When Fiction Invades our Language
I've recently noticed how often we use references from novels and films in our day-to-day conversation. Sometimes it is made-up words, like "muggle." Sometimes it is a phrase that takes on a new meaning because of the story plot, like "gas-lighting."
Often we talk about art imitating life and life imitating art. This is what happens when art is so good, or so popular, it becomes part of life.
This is not a new trend. Gas-lighting as a term for a type of psychological abuse comes from a 1938 play and subsequent film adaptation called "Gas Light." Some of our common expressions are actually quotes (or misquotes) from Shakespeare himself.
And which one of us hasn't used the phrase "I'll have what she's having" from When Harry Met Sally?
But here's what I find really interesting. There is a trend amongst spiritual people to use terms from fiction to describe their spiritual activities. For instance, a part time tarot reading might refer to her day job as her "muggle" job. Spiritual teachers sometimes refer to the lack of enlightenment amongst the masses as "The Matrix."
In a way, this is simply another example of how books and movies worm their way into our language.
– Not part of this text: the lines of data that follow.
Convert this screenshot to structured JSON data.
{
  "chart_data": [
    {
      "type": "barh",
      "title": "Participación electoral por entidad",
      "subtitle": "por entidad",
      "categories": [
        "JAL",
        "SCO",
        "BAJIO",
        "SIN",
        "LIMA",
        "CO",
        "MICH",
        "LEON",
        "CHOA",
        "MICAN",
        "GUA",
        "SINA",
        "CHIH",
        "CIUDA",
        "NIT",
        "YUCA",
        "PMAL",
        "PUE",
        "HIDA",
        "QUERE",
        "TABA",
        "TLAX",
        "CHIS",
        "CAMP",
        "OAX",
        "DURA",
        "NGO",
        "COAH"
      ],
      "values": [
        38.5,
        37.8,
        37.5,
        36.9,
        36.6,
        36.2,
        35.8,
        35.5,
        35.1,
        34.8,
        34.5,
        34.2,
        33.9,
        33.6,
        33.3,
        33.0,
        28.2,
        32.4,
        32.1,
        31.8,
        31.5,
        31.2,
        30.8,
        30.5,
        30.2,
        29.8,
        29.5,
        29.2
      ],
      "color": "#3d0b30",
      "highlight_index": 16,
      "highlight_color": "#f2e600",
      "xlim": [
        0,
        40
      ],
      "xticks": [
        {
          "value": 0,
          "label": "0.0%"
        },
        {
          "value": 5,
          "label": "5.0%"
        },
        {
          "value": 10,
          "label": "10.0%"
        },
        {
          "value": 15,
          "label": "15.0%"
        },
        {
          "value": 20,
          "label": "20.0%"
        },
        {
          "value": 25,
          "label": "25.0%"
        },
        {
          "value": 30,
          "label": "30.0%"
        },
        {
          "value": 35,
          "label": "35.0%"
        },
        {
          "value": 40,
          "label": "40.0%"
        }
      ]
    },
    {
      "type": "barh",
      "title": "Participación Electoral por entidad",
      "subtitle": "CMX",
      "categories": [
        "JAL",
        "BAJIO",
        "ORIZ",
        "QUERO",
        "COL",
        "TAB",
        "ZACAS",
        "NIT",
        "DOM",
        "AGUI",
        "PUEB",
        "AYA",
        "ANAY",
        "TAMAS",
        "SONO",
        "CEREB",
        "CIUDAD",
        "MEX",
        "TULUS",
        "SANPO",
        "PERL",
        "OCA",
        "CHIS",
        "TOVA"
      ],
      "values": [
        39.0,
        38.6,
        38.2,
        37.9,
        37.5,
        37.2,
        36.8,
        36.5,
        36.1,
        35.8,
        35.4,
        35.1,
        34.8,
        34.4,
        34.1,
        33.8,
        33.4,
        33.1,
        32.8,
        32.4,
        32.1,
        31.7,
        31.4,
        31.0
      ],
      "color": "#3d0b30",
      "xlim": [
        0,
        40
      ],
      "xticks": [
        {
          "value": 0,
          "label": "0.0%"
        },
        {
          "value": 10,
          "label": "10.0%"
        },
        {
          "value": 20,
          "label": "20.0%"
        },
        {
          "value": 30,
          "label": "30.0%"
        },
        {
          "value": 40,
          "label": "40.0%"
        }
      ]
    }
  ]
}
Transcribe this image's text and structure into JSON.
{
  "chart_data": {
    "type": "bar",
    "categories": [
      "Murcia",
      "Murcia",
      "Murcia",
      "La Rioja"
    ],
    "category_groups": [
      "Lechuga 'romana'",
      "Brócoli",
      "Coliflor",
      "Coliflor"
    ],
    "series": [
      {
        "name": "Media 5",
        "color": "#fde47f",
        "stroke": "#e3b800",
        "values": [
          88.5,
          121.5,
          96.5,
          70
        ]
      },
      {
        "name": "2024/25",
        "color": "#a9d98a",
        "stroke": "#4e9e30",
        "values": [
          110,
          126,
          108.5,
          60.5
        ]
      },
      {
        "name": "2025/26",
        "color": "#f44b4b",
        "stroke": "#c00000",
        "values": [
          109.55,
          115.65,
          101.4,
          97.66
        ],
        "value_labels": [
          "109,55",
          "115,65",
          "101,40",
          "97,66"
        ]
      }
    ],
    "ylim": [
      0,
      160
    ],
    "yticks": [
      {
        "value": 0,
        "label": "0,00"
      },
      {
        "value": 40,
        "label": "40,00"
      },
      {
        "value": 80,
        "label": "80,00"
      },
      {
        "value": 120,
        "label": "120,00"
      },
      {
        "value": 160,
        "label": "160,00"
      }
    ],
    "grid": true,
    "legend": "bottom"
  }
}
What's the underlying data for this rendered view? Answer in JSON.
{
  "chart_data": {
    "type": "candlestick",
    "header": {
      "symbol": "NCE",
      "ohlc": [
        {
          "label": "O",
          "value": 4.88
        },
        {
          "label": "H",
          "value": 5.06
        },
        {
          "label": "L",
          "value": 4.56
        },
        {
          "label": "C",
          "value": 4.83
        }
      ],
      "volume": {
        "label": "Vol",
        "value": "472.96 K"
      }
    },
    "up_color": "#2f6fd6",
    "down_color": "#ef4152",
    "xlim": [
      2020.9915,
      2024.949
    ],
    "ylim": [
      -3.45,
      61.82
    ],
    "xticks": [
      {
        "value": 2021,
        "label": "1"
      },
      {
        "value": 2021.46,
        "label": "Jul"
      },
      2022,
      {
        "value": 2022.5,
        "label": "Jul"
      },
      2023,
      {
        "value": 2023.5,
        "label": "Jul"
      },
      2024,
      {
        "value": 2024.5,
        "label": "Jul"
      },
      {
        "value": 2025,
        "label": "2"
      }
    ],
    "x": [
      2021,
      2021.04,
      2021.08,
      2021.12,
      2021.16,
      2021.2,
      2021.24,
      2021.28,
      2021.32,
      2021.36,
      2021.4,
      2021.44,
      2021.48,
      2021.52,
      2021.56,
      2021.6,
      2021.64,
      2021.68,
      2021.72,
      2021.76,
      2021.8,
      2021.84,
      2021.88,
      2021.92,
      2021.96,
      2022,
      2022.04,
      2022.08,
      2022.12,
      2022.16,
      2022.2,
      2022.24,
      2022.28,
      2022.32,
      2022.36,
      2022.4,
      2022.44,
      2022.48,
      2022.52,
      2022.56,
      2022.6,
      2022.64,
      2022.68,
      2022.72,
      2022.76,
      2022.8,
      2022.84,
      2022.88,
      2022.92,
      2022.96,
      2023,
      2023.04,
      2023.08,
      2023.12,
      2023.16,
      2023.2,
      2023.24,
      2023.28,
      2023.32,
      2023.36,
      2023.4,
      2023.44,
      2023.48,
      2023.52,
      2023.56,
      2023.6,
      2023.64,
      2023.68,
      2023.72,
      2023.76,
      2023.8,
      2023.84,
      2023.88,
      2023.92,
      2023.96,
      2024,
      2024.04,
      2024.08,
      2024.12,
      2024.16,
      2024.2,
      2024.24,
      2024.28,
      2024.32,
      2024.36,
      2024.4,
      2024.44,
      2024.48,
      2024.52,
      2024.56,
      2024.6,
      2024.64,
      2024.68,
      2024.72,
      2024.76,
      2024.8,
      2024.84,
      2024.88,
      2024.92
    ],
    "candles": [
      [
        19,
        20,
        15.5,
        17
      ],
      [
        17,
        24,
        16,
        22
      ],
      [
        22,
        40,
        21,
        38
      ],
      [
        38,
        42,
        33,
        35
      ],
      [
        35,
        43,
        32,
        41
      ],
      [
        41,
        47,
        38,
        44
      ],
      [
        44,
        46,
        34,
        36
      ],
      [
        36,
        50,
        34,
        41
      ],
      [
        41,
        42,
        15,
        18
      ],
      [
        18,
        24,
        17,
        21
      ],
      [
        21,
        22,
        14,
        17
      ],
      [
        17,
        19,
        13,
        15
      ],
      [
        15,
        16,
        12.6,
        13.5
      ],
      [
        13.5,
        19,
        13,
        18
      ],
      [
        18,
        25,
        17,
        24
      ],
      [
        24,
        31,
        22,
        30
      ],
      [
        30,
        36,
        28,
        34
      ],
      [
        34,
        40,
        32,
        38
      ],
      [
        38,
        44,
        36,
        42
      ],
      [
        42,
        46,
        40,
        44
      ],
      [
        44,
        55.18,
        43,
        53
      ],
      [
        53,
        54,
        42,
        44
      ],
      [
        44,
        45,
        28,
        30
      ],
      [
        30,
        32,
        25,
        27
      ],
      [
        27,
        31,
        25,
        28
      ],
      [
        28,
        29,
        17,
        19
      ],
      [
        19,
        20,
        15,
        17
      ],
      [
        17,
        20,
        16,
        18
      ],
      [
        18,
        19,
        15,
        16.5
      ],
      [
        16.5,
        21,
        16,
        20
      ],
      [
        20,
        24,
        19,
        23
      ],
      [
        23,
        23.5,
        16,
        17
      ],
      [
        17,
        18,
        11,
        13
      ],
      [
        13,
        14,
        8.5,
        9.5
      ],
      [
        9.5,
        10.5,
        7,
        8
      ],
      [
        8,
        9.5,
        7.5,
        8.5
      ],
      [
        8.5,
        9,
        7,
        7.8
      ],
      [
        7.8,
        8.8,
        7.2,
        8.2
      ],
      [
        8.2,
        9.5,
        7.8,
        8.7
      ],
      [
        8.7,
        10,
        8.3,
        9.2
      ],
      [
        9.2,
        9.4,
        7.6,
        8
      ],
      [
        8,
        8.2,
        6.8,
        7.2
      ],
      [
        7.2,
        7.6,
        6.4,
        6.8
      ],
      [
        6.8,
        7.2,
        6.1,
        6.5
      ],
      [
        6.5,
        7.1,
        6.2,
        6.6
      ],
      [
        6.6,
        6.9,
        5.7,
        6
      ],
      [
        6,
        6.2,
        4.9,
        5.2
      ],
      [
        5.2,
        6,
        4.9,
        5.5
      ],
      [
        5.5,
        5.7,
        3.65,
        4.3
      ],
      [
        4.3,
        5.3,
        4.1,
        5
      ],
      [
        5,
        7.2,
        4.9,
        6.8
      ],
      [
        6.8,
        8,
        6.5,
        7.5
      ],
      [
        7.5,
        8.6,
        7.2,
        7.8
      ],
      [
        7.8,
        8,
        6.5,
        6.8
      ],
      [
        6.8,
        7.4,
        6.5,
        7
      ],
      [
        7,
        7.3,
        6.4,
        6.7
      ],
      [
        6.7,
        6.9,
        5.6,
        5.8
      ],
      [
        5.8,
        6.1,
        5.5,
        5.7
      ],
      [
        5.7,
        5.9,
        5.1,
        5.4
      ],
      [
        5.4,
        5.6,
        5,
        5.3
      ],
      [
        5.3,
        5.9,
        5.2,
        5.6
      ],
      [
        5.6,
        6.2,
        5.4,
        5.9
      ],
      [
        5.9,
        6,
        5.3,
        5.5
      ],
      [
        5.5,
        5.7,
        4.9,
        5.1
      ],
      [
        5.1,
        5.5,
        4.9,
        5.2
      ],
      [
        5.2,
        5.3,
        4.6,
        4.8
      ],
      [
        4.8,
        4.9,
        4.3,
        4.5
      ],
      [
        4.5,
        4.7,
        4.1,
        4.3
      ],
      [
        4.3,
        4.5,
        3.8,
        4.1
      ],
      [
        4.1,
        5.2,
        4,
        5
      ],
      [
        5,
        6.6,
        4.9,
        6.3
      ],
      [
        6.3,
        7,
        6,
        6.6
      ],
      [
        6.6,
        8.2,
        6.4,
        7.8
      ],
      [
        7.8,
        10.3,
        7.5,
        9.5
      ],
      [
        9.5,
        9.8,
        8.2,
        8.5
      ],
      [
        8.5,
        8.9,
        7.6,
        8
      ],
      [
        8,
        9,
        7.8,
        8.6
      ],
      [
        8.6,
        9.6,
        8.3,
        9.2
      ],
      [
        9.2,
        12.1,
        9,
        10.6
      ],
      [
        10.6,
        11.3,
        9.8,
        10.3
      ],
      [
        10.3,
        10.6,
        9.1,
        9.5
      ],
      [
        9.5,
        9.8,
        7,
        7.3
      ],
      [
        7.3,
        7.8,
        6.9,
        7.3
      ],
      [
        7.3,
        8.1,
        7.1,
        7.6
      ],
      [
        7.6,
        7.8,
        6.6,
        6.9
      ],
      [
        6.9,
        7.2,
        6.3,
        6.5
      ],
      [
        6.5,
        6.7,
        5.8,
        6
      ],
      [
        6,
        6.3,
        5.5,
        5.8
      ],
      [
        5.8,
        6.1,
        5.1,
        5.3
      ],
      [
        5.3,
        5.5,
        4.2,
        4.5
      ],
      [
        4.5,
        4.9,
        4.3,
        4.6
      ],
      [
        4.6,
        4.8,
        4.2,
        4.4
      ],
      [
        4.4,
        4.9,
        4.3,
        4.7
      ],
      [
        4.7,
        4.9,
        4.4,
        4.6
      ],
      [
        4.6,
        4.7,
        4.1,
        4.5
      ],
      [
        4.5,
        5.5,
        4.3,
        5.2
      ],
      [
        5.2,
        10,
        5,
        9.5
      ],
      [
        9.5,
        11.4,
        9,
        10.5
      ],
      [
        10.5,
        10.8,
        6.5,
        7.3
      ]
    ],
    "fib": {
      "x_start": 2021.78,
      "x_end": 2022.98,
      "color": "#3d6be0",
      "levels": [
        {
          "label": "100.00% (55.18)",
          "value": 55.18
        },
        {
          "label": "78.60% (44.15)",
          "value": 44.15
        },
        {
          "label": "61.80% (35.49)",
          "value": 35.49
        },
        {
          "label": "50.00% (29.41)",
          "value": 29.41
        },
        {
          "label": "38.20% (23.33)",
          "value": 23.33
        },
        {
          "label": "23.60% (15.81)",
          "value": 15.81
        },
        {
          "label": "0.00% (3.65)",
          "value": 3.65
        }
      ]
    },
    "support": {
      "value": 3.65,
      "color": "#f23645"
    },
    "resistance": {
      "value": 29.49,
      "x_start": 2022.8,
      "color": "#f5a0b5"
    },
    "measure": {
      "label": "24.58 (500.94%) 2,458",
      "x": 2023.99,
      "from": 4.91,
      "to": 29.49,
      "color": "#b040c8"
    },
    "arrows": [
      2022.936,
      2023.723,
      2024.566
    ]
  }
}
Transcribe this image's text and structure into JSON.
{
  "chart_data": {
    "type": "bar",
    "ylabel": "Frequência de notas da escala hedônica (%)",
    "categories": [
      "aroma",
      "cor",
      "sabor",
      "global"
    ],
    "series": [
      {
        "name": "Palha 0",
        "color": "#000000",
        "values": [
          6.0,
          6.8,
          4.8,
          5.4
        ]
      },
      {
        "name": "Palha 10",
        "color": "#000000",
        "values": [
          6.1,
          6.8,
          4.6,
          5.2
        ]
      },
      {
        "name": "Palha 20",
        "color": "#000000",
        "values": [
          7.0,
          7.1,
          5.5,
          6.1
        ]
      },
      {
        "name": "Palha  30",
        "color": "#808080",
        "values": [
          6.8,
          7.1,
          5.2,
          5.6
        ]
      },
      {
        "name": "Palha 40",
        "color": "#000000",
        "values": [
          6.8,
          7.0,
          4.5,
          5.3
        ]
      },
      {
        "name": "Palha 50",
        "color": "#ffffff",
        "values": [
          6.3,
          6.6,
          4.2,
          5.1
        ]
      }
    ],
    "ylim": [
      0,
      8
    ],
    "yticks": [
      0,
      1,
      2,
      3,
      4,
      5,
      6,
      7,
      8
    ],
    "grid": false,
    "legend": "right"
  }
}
Sometimes it is helpful, because it creates a modern reference that the uninitiated can understand.
I have to admit I find it a bit disturbing, though, and here's why.
Healers, psychics and other alternative practitioners have a hard enough time maintaining credibility in an unenlightened world. Doesn't it make us seem less credible when our vocabulary comes from fantasy and sci-fi?
I wonder, too, if the professionals that choose to use these words might secretly question their gifts, their training and their path.
But here's something else to think about. Within fiction there is often great truth. Harry Potter teaches the power of love. The Matrix teaches the courage to seek truth. I find spiritual truths in Stephen King novels all the time.
I choose not to use phrases from fiction to describe my life, my work or my spiritual path because those things are facts, and fiction is, well, fiction.
But I do recognize the truths we all learn from stories, myths and movies, and I would be lying if I said that I didn’t use those in my spiritual life and work.